Professor Baik’s research interests are low-dimensional topology and geometric group theory. He received the award for his research project on “how quickly a surface homeomorphism increases the length of curves on the closed surface.” The speed at which the length of the curve is increased is closely related to the geometric and dynamical properties of the surface homeomorphism, and it is aimed to see how the rate meets certain algebraic properties using the methodology of number theory. This is also closely related to the study of the moduli space of Riemann surfaces by the late Professor Maryam Mirzakhani, the first female mathematician who received the Fields Medal in 2014.

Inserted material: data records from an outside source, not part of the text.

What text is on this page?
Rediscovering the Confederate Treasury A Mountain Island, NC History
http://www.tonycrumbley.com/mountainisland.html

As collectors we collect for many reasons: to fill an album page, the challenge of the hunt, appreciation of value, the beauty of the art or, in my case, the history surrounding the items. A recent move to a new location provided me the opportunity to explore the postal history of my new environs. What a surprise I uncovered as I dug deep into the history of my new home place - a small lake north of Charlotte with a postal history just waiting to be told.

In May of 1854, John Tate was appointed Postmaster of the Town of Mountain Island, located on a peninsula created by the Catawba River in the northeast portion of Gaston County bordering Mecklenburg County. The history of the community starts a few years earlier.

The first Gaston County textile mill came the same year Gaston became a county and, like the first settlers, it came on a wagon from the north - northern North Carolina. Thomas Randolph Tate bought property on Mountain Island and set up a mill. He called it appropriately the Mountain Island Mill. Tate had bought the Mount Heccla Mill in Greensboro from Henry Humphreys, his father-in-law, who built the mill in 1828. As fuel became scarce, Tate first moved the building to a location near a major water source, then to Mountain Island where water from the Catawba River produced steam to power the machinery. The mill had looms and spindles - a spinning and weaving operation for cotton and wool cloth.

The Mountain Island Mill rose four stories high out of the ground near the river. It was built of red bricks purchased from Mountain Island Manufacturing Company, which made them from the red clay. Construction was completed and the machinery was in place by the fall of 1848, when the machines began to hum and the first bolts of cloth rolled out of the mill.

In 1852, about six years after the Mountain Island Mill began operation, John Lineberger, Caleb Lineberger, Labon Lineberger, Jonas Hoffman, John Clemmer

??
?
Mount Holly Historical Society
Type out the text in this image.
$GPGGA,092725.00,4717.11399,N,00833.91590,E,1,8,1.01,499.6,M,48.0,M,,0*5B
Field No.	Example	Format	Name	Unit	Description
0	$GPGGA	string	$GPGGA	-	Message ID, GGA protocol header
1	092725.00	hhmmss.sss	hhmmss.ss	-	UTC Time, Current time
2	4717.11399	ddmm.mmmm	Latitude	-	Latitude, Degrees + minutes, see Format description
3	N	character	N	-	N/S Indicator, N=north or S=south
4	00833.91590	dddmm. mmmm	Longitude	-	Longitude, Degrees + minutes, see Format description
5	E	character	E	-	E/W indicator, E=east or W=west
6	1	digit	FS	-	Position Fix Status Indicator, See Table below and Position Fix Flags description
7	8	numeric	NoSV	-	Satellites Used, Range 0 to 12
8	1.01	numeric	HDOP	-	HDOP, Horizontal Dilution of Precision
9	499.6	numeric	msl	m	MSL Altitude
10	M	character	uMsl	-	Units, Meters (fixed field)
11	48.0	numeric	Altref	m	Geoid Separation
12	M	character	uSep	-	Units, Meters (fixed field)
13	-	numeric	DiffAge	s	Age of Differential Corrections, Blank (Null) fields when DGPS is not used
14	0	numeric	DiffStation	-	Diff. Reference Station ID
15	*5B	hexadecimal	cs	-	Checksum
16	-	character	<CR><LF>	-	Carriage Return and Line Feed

Postdoctoral Researcher Jongbaek Song studies topological spaces that have various torus symmetries. He proposed a research project entitled “The Topology of Singular Toric Varieties” for the POSCO Science Fellowship. He tries to extend the cohomological rigidity problem discussed in smooth toric manifolds to toric orbifolds. In general, one can hardly expect that the cohomology ring classifies certain topological spaces. However, there are many affirmative results supporting that smooth toric manifolds are cohomologically rigid. For orbifolds, we need to understand their integral cohomology rings since the cohomology ring with real or rational coefficients loses the information of singularities. His research is aimed to classify toric orbifolds up to homotopy equivalences.

Seokjoo Chae, a doctoral student of Professor Jae Kyoung Kim, works in mathematical biology. He proposed research on the relation between p53 protein and circadian rhythm. The p53 protein is well-known as a tumor suppressor protein. As the circadian clock regulates the 24-hr period, the amount of p53 protein is also controlled. Thus, if the circadian clock malfunctions, one is more likely to get cancer. However, it is not well understood how p53 protein and circadian clock interact. Seokjoo Chae’s study is to understand the mechanism through mathematical modeling. On the other hand, as the amount of substances change dynamically, it is impossible to assume Quasi-steady state to make simulations efficient. To develop a new approximation tool to solve this difficulty is his another goal.